TRF4 valida ato do INCRA que retirou imóvel de família por prática de violência contra menor em assentamento

“O Tribunal Regional Federal da 4ª Região (TRF4) confirmou, na última semana, a legalidade de ato do Instituto Nacional de Colonização e Reforma Agrária (Incra) que retirou imóvel concedido pelo Programa Nacional de Reforma Agrária à uma família de Jacarezinho (PR) devido a um ato de violência contra uma criança, praticado pelo filho do casal. A decisão da 3ª Turma negou o recurso dos assentados, que queriam permanecer no local.

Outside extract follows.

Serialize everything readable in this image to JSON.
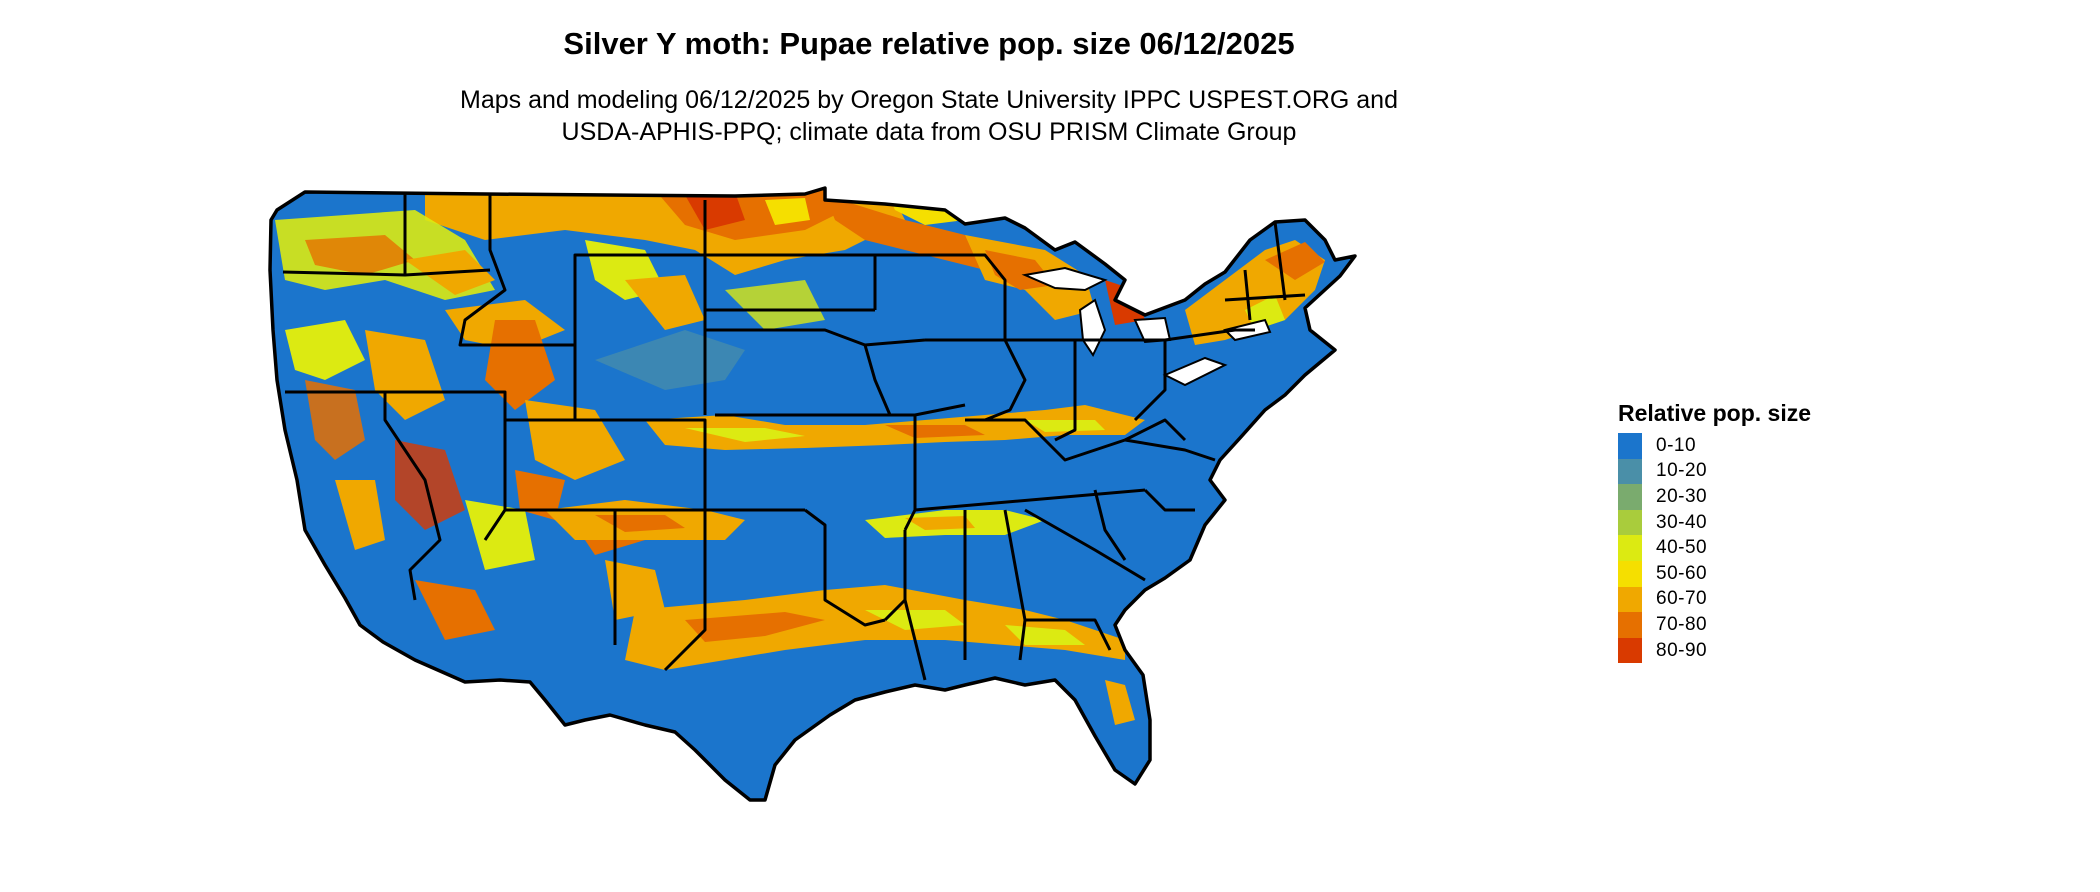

O casal alega ter feito, em maio de 2011, um contrato com o Incra, no qual obteve a concessão de uso de uma área de 20,939 hectares no assentamento de Companheiro Keno. Eles contam que não puderam ocupar o imóvel e que foram expulsos da comunidade.

Segundo o Incra, a família chegou a se instalar na área rural. Entretanto, em 4 de novembro de 2011, o filho adolescente , que supostamente sofre de uma deficiência cognitiva, teria abusado de uma criança de 4 anos que mora na comunidade. O Instituto tomou conhecimento e cancelou o contrato de arrendamento.

A família ajuizou ação contra o Incra, na 5ª Vara Federal de Curitiba, requerendo os direitos do imóvel rural, os benefícios do Programa, e pedindo indenização por danos morais e materiais. Os autores alegam que ainda vivem em acampamento de sem-terras, salientando que têm direito à área. A ação foi julgada improcedente e o casal recorreu ao TRF4.

Para o desembargador federal Ricardo Teixeira do Valle Pereira, relator do caso, ‘há indícios relevantes de que o filho dos autores envolveu-se em situação que causou revolta em toda a comunidade de assentados, o que tornou inviável a convivência da família no assentamento Companheiro Keno’.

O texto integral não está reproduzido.